Canadi*n should not be ordered, pursuant to subsection 35(4) of the NTA, 1987, to cease and desist from:

  1. offering the upgrade programme where the concurrence of other designated carriers had not been obtained under bilateral air transport agreements;
  2. if such concurrence had been obtained, offering the upgrade programme prior to December 5, 1992 (the effective date of the tariff filed by the carrier), without indicating that such programme is subject to government approval; and
  3. transporting passengers under the terms of the programme prior to that date.

AND WHEREAS the Agency further ordered Canadi*n, on an interim ex parte basis, pursuant to subsection 40(3) of the NTA, 1987, for the time the Agency deemed necessary to rule on the show cause order, to cease and desist immediately from the activities relating to the show cause order;

AND WHEREAS the Agency also ordered Canadi*n to provide evidence, within three (3) business days of the Agency letter dated November 20, 1992, that it had satisfied the requirements of the interim ex parte cease and desist order;

AND WHEREAS by letter dated November 24, 1992, Canadi*n filed its reply to the orders of the Agency, indicating that it had advised other designated carriers of its intention to file an upgrade programme and that none of these carriers expressed any objections to that programme.
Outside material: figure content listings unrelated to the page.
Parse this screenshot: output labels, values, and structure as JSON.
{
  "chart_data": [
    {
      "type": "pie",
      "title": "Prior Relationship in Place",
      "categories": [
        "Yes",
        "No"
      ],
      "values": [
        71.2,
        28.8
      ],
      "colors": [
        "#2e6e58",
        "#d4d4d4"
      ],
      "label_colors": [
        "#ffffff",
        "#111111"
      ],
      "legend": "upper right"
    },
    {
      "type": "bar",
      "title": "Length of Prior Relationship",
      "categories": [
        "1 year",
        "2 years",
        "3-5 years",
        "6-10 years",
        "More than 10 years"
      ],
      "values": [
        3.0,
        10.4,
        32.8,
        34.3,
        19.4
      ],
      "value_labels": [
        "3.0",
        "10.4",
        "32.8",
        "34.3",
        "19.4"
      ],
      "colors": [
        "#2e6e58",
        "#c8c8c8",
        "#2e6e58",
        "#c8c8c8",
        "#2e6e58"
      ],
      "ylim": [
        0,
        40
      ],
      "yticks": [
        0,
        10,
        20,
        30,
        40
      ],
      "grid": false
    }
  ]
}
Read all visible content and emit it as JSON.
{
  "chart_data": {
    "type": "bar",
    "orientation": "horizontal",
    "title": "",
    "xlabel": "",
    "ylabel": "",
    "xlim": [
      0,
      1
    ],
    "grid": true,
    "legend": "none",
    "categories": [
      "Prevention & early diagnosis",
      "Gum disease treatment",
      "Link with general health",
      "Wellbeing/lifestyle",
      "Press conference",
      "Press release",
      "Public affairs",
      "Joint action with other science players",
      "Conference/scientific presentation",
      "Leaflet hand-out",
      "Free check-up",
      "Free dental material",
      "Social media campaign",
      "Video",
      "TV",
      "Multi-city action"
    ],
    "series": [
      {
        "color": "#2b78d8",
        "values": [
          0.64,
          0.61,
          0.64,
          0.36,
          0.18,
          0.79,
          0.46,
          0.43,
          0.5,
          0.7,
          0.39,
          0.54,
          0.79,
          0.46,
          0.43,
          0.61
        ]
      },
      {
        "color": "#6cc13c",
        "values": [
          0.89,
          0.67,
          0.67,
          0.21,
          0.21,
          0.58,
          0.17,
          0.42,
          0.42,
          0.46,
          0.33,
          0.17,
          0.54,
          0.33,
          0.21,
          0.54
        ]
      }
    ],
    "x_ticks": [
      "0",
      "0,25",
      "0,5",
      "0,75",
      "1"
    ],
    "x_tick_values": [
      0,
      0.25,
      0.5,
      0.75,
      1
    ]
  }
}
With respect to Canada-France, it did not attempt to obtain the concurrence of Air Canada because of its belief that that carrier would never agree to the initiative;

AND WHEREAS Canadi*n further indicated that confusion would be created should, prior to December 5, 1992, the upgrade programme be identified as being "subject to government approval" in advertisements and displays in Computer Reservations Systems;

AND WHEREAS since Canadi*n did not address the question of whether passengers were being transported, contrary to the interim ex parte cease and desist order of the Agency, Agency staff conducted a test telephone call on November 25, 1992 to a reservations office of Canadi*n and learned that the upgrade programme was available for immediate travel;

AND WHEREAS the Agency has considered the matter and is of the opinion that Canadi*n has contravened the interim ex parte cease and desist order, and has failed to show cause why it should not be ordered to cease and desist from engaging in the aforementioned activities;

AND WHEREAS the tariff containing the upgrade programme has now taken effect, rendering moot the matters of attaching the proviso "subject to government approval" to any offers associated with the programme and the transportation of passengers under the terms of the programme prior to December 5, 1992;

AND WHEREAS the Agency views very seriously the actions of Canadi*n in relation to these matters, and cautions the carrier against further contraventions of this nature;

AND WHEREAS the Agency is of the opinion that Canadi*n should be required to cease and desist from transporting passengers under the terms of the upgrade programme, where the concurrence of other designated carriers has not been obtained.

NOW THEREFORE, IT IS ORDERED THAT:

Canadian Airlines International Ltd. carrying on business under the firm name and style of either Canadian Airlines International or Canadi*n is hereby required to immediately cease and desist from offering the upgrade programme where the concurrence of other designated carriers has not been obtained in accordance with bilateral air transport agreements.

1. 1 The Company's symbol appears between the "i" and the "n" in the trade name.